Over the past few decades, Penn’s Larry Rome, a professor in the Department of Biology in the School of Arts and Sciences, has solved the mystery of how the humble toadfish sustains a mating call that lasts hours and hours with only brief pauses in between. The feat, it turns out, requires careful management of the calcium required to contract and relax muscles.
Now, Rome and colleagues have lent their expertise in understanding superfast muscle contraction to another physiological puzzle, this time investigating the Pacific midshipman fish. These bottom-dwelling creatures produce a mating call arguably more taxing than that of the toadfish: they vibrate the muscles around their swim bladder without pause for an hour, requiring them to contract and relax their muscles up to 360,000 times in 60 minutes.
The findings reveal new information about how organisms regulate and make use of calcium during muscle contraction—information that could have broader implications for other animals.
“By looking at a specialized case, we can see mechanisms that might apply more broadly,” Rome says.
For nearly 30 years, Rome and colleagues have studied the Atlantic toadfish, which also vibrates its swim bladder to generate a mating call. Unlike midshipman, however, the toadfish call has regular pauses in between sounds.
Researchers weren’t sure how the midshipman could sustain their call, involving 100 contractions a second, without pause for so long. Each contraction requires the release of calcium ions from a storage vessel called the sarcoplasmic reticulum. This calcium must then be pumped back in before the next contraction can occur.

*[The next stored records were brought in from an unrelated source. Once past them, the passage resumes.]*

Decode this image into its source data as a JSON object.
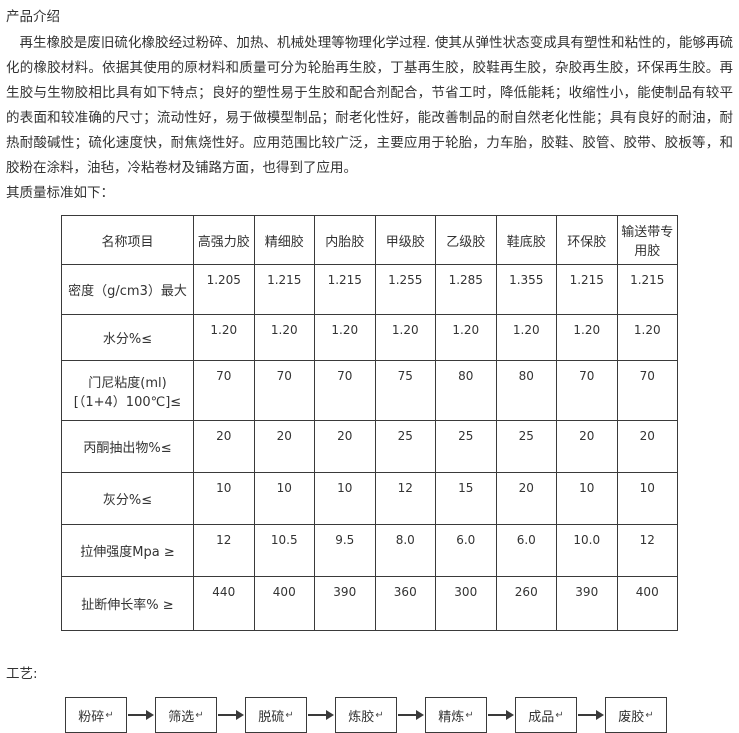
{
  "page": {
    "title": "产品介绍",
    "intro": "再生橡胶是废旧硫化橡胶经过粉碎、加热、机械处理等物理化学过程. 使其从弹性状态变成具有塑性和粘性的，能够再硫化的橡胶材料。依据其使用的原材料和质量可分为轮胎再生胶，丁基再生胶，胶鞋再生胶，杂胶再生胶，环保再生胶。再生胶与生物胶相比具有如下特点；良好的塑性易于生胶和配合剂配合，节省工时，降低能耗；收缩性小，能使制品有较平的表面和较准确的尺寸；流动性好，易于做模型制品；耐老化性好，能改善制品的耐自然老化性能；具有良好的耐油，耐热耐酸碱性；硫化速度快，耐焦烧性好。应用范围比较广泛，主要应用于轮胎，力车胎，胶鞋、胶管、胶带、胶板等，和胶粉在涂料，油毡，冷粘卷材及铺路方面，也得到了应用。",
    "table_caption": "其质量标准如下：",
    "process_label": "工艺:"
  },
  "table": {
    "headers": [
      "名称项目",
      "高强力胶",
      "精细胶",
      "内胎胶",
      "甲级胶",
      "乙级胶",
      "鞋底胶",
      "环保胶",
      "输送带专用胶"
    ],
    "rows": [
      {
        "label": "密度（g/cm3）最大",
        "values": [
          "1.205",
          "1.215",
          "1.215",
          "1.255",
          "1.285",
          "1.355",
          "1.215",
          "1.215"
        ]
      },
      {
        "label": "水分%≤",
        "values": [
          "1.20",
          "1.20",
          "1.20",
          "1.20",
          "1.20",
          "1.20",
          "1.20",
          "1.20"
        ]
      },
      {
        "label": "门尼粘度(ml)[（1+4）100℃]≤",
        "values": [
          "70",
          "70",
          "70",
          "75",
          "80",
          "80",
          "70",
          "70"
        ]
      },
      {
        "label": "丙酮抽出物%≤",
        "values": [
          "20",
          "20",
          "20",
          "25",
          "25",
          "25",
          "20",
          "20"
        ]
      },
      {
        "label": "灰分%≤",
        "values": [
          "10",
          "10",
          "10",
          "12",
          "15",
          "20",
          "10",
          "10"
        ]
      },
      {
        "label": "拉伸强度Mpa ≥",
        "values": [
          "12",
          "10.5",
          "9.5",
          "8.0",
          "6.0",
          "6.0",
          "10.0",
          "12"
        ]
      },
      {
        "label": "扯断伸长率% ≥",
        "values": [
          "440",
          "400",
          "390",
          "360",
          "300",
          "260",
          "390",
          "400"
        ]
      }
    ]
  },
  "flow": {
    "steps": [
      "粉碎",
      "筛选",
      "脱硫",
      "炼胶",
      "精炼",
      "成品",
      "废胶"
    ],
    "paragraph_mark": "↵"
  },
  "colors": {
    "text": "#333333",
    "border": "#3a3a3a",
    "background": "#ffffff"
  }
}
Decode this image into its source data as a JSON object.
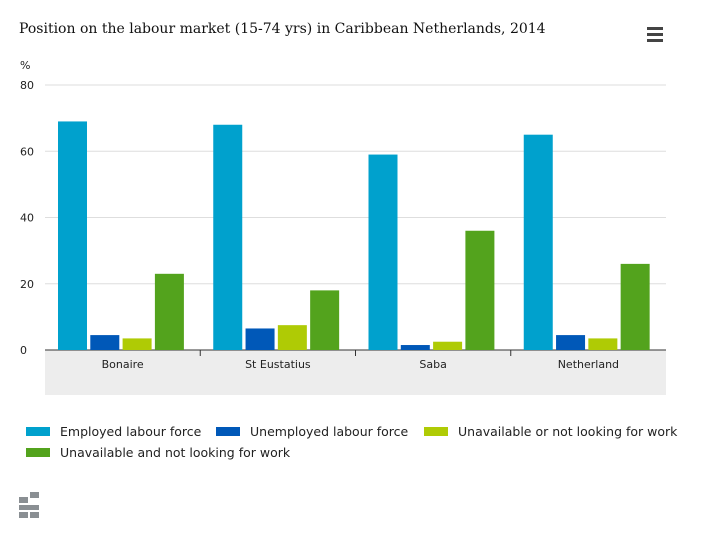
{
  "title": "Position on the labour market (15-74 yrs) in Caribbean Netherlands, 2014",
  "menu_icon": "hamburger-icon",
  "logo_icon": "cbs-logo-icon",
  "chart_data": {
    "type": "bar",
    "title": "Position on the labour market (15-74 yrs) in Caribbean Netherlands, 2014",
    "ylabel": "%",
    "xlabel": "",
    "ylim": [
      0,
      80
    ],
    "yticks": [
      0,
      20,
      40,
      60,
      80
    ],
    "categories": [
      "Bonaire",
      "St Eustatius",
      "Saba",
      "Netherland"
    ],
    "series": [
      {
        "name": "Employed labour force",
        "color": "#00a1cd",
        "values": [
          69,
          68,
          59,
          65
        ]
      },
      {
        "name": "Unemployed labour force",
        "color": "#0058b8",
        "values": [
          4.5,
          6.5,
          1.5,
          4.5
        ]
      },
      {
        "name": "Unavailable or not looking for work",
        "color": "#afcb05",
        "values": [
          3.5,
          7.5,
          2.5,
          3.5
        ]
      },
      {
        "name": "Unavailable and not looking for work",
        "color": "#53a31d",
        "values": [
          23,
          18,
          36,
          26
        ]
      }
    ],
    "grid": true,
    "legend_position": "bottom"
  }
}
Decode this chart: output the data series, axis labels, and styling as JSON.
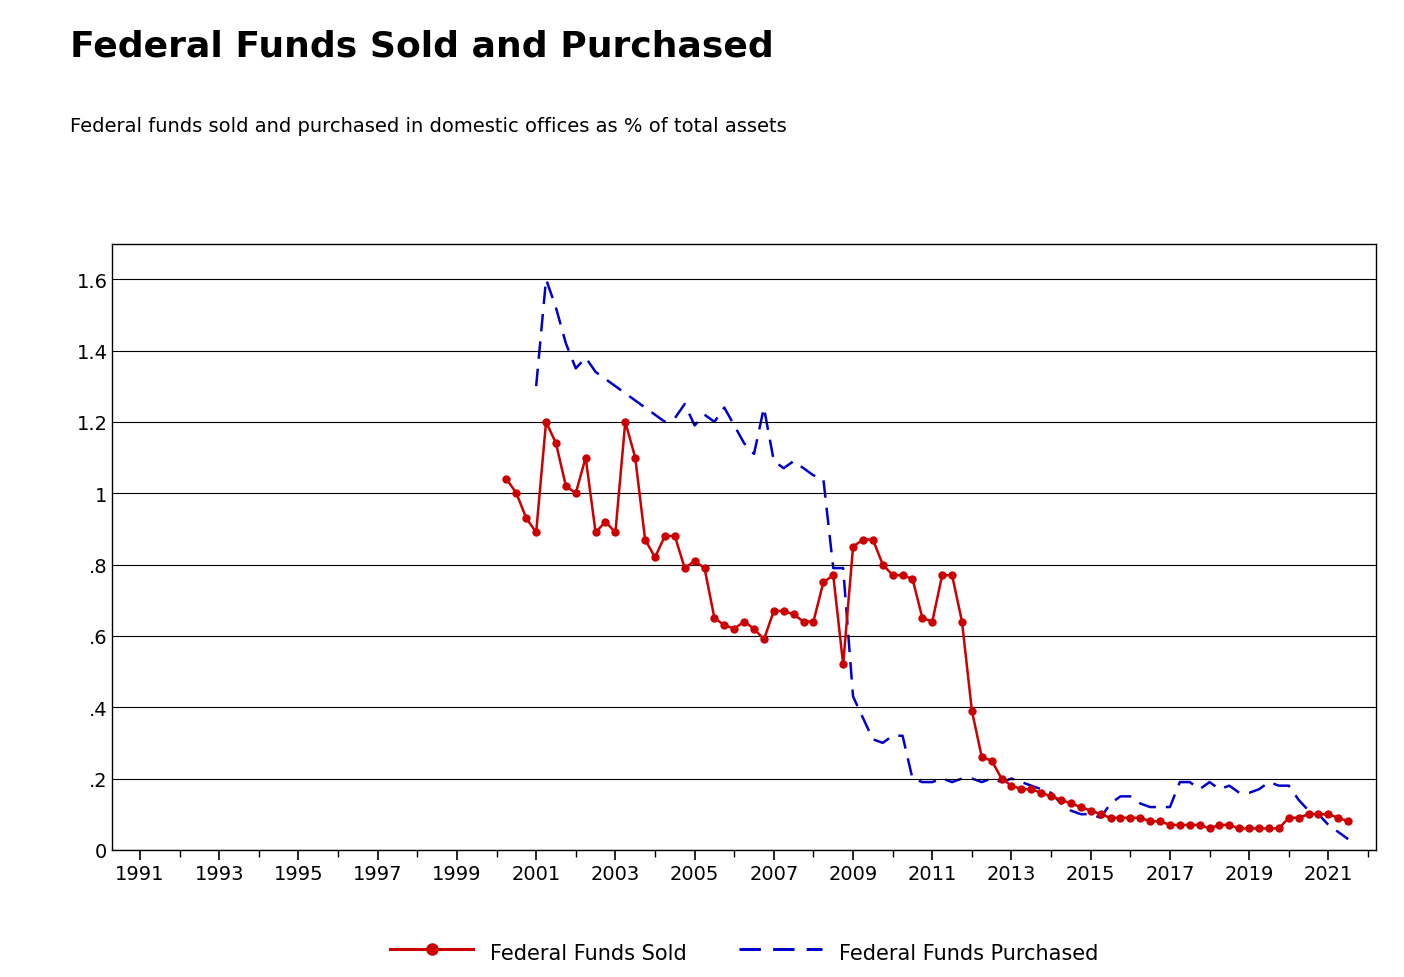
{
  "title": "Federal Funds Sold and Purchased",
  "subtitle": "Federal funds sold and purchased in domestic offices as % of total assets",
  "background_color": "#ffffff",
  "title_fontsize": 26,
  "subtitle_fontsize": 14,
  "ylim": [
    0,
    1.7
  ],
  "yticks": [
    0,
    0.2,
    0.4,
    0.6,
    0.8,
    1.0,
    1.2,
    1.4,
    1.6
  ],
  "ytick_labels": [
    "0",
    ".2",
    ".4",
    ".6",
    ".8",
    "1",
    "1.2",
    "1.4",
    "1.6"
  ],
  "xlim_start": 1990.3,
  "xlim_end": 2022.2,
  "xticks": [
    1991,
    1993,
    1995,
    1997,
    1999,
    2001,
    2003,
    2005,
    2007,
    2009,
    2011,
    2013,
    2015,
    2017,
    2019,
    2021
  ],
  "sold_color": "#cc0000",
  "purchased_color": "#0000cc",
  "sold_x": [
    2000.25,
    2000.5,
    2000.75,
    2001.0,
    2001.25,
    2001.5,
    2001.75,
    2002.0,
    2002.25,
    2002.5,
    2002.75,
    2003.0,
    2003.25,
    2003.5,
    2003.75,
    2004.0,
    2004.25,
    2004.5,
    2004.75,
    2005.0,
    2005.25,
    2005.5,
    2005.75,
    2006.0,
    2006.25,
    2006.5,
    2006.75,
    2007.0,
    2007.25,
    2007.5,
    2007.75,
    2008.0,
    2008.25,
    2008.5,
    2008.75,
    2009.0,
    2009.25,
    2009.5,
    2009.75,
    2010.0,
    2010.25,
    2010.5,
    2010.75,
    2011.0,
    2011.25,
    2011.5,
    2011.75,
    2012.0,
    2012.25,
    2012.5,
    2012.75,
    2013.0,
    2013.25,
    2013.5,
    2013.75,
    2014.0,
    2014.25,
    2014.5,
    2014.75,
    2015.0,
    2015.25,
    2015.5,
    2015.75,
    2016.0,
    2016.25,
    2016.5,
    2016.75,
    2017.0,
    2017.25,
    2017.5,
    2017.75,
    2018.0,
    2018.25,
    2018.5,
    2018.75,
    2019.0,
    2019.25,
    2019.5,
    2019.75,
    2020.0,
    2020.25,
    2020.5,
    2020.75,
    2021.0,
    2021.25,
    2021.5
  ],
  "sold_y": [
    1.04,
    1.0,
    0.93,
    0.89,
    1.2,
    1.14,
    1.02,
    1.0,
    1.1,
    0.89,
    0.92,
    0.89,
    1.2,
    1.1,
    0.87,
    0.82,
    0.88,
    0.88,
    0.79,
    0.81,
    0.79,
    0.65,
    0.63,
    0.62,
    0.64,
    0.62,
    0.59,
    0.67,
    0.67,
    0.66,
    0.64,
    0.64,
    0.75,
    0.77,
    0.52,
    0.85,
    0.87,
    0.87,
    0.8,
    0.77,
    0.77,
    0.76,
    0.65,
    0.64,
    0.77,
    0.77,
    0.64,
    0.39,
    0.26,
    0.25,
    0.2,
    0.18,
    0.17,
    0.17,
    0.16,
    0.15,
    0.14,
    0.13,
    0.12,
    0.11,
    0.1,
    0.09,
    0.09,
    0.09,
    0.09,
    0.08,
    0.08,
    0.07,
    0.07,
    0.07,
    0.07,
    0.06,
    0.07,
    0.07,
    0.06,
    0.06,
    0.06,
    0.06,
    0.06,
    0.09,
    0.09,
    0.1,
    0.1,
    0.1,
    0.09,
    0.08
  ],
  "purchased_x": [
    2001.0,
    2001.25,
    2001.5,
    2001.75,
    2002.0,
    2002.25,
    2002.5,
    2002.75,
    2003.0,
    2003.25,
    2003.5,
    2003.75,
    2004.0,
    2004.25,
    2004.5,
    2004.75,
    2005.0,
    2005.25,
    2005.5,
    2005.75,
    2006.0,
    2006.25,
    2006.5,
    2006.75,
    2007.0,
    2007.25,
    2007.5,
    2007.75,
    2008.0,
    2008.25,
    2008.5,
    2008.75,
    2009.0,
    2009.25,
    2009.5,
    2009.75,
    2010.0,
    2010.25,
    2010.5,
    2010.75,
    2011.0,
    2011.25,
    2011.5,
    2011.75,
    2012.0,
    2012.25,
    2012.5,
    2012.75,
    2013.0,
    2013.25,
    2013.5,
    2013.75,
    2014.0,
    2014.25,
    2014.5,
    2014.75,
    2015.0,
    2015.25,
    2015.5,
    2015.75,
    2016.0,
    2016.25,
    2016.5,
    2016.75,
    2017.0,
    2017.25,
    2017.5,
    2017.75,
    2018.0,
    2018.25,
    2018.5,
    2018.75,
    2019.0,
    2019.25,
    2019.5,
    2019.75,
    2020.0,
    2020.25,
    2020.5,
    2020.75,
    2021.0,
    2021.25,
    2021.5
  ],
  "purchased_y": [
    1.3,
    1.6,
    1.52,
    1.42,
    1.35,
    1.38,
    1.34,
    1.32,
    1.3,
    1.28,
    1.26,
    1.24,
    1.22,
    1.2,
    1.21,
    1.25,
    1.19,
    1.22,
    1.2,
    1.24,
    1.19,
    1.14,
    1.11,
    1.24,
    1.09,
    1.07,
    1.09,
    1.07,
    1.05,
    1.04,
    0.79,
    0.79,
    0.43,
    0.37,
    0.31,
    0.3,
    0.32,
    0.32,
    0.2,
    0.19,
    0.19,
    0.2,
    0.19,
    0.2,
    0.2,
    0.19,
    0.2,
    0.19,
    0.2,
    0.19,
    0.18,
    0.17,
    0.16,
    0.13,
    0.11,
    0.1,
    0.1,
    0.09,
    0.13,
    0.15,
    0.15,
    0.13,
    0.12,
    0.12,
    0.12,
    0.19,
    0.19,
    0.17,
    0.19,
    0.17,
    0.18,
    0.16,
    0.16,
    0.17,
    0.19,
    0.18,
    0.18,
    0.14,
    0.11,
    0.1,
    0.07,
    0.05,
    0.03
  ],
  "legend_sold_label": "Federal Funds Sold",
  "legend_purchased_label": "Federal Funds Purchased"
}
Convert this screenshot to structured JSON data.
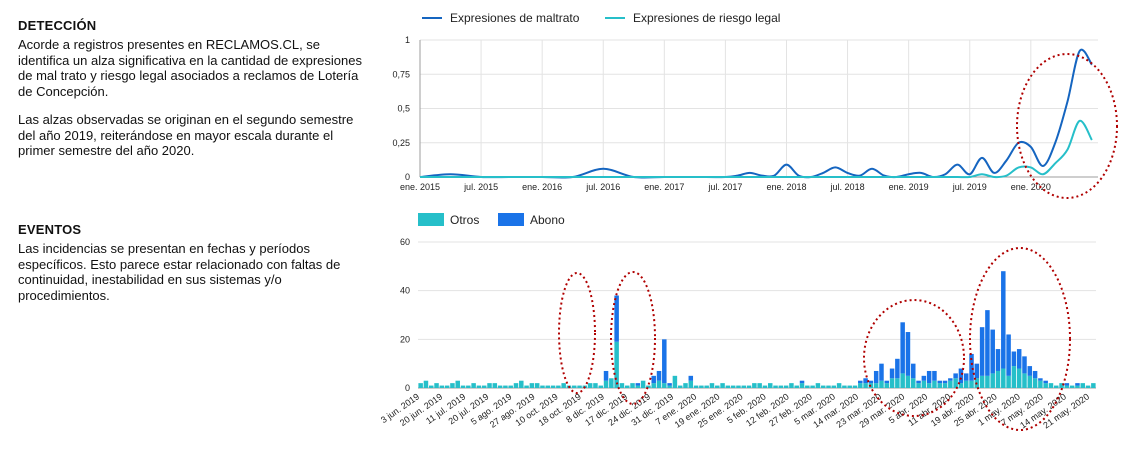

In a series of experiments with bundles of midshipman muscle fibers, Rome and colleagues found that the maximum rate of the calcium pump in midshipman was significantly lower than in toadfish.
“The trick they play is that they release tiny amounts of calcium, about one-eighth of the amount of toadfish,” Rome said. “The calcium pumps operate closer to their maximum in midshipman, which allows them to keep up with the tiny calcium releases.”
With this new understanding in hand, Rome says he’d next like to figure out another question: How do small exchanges of calcium turn the swim bladder muscle on and off?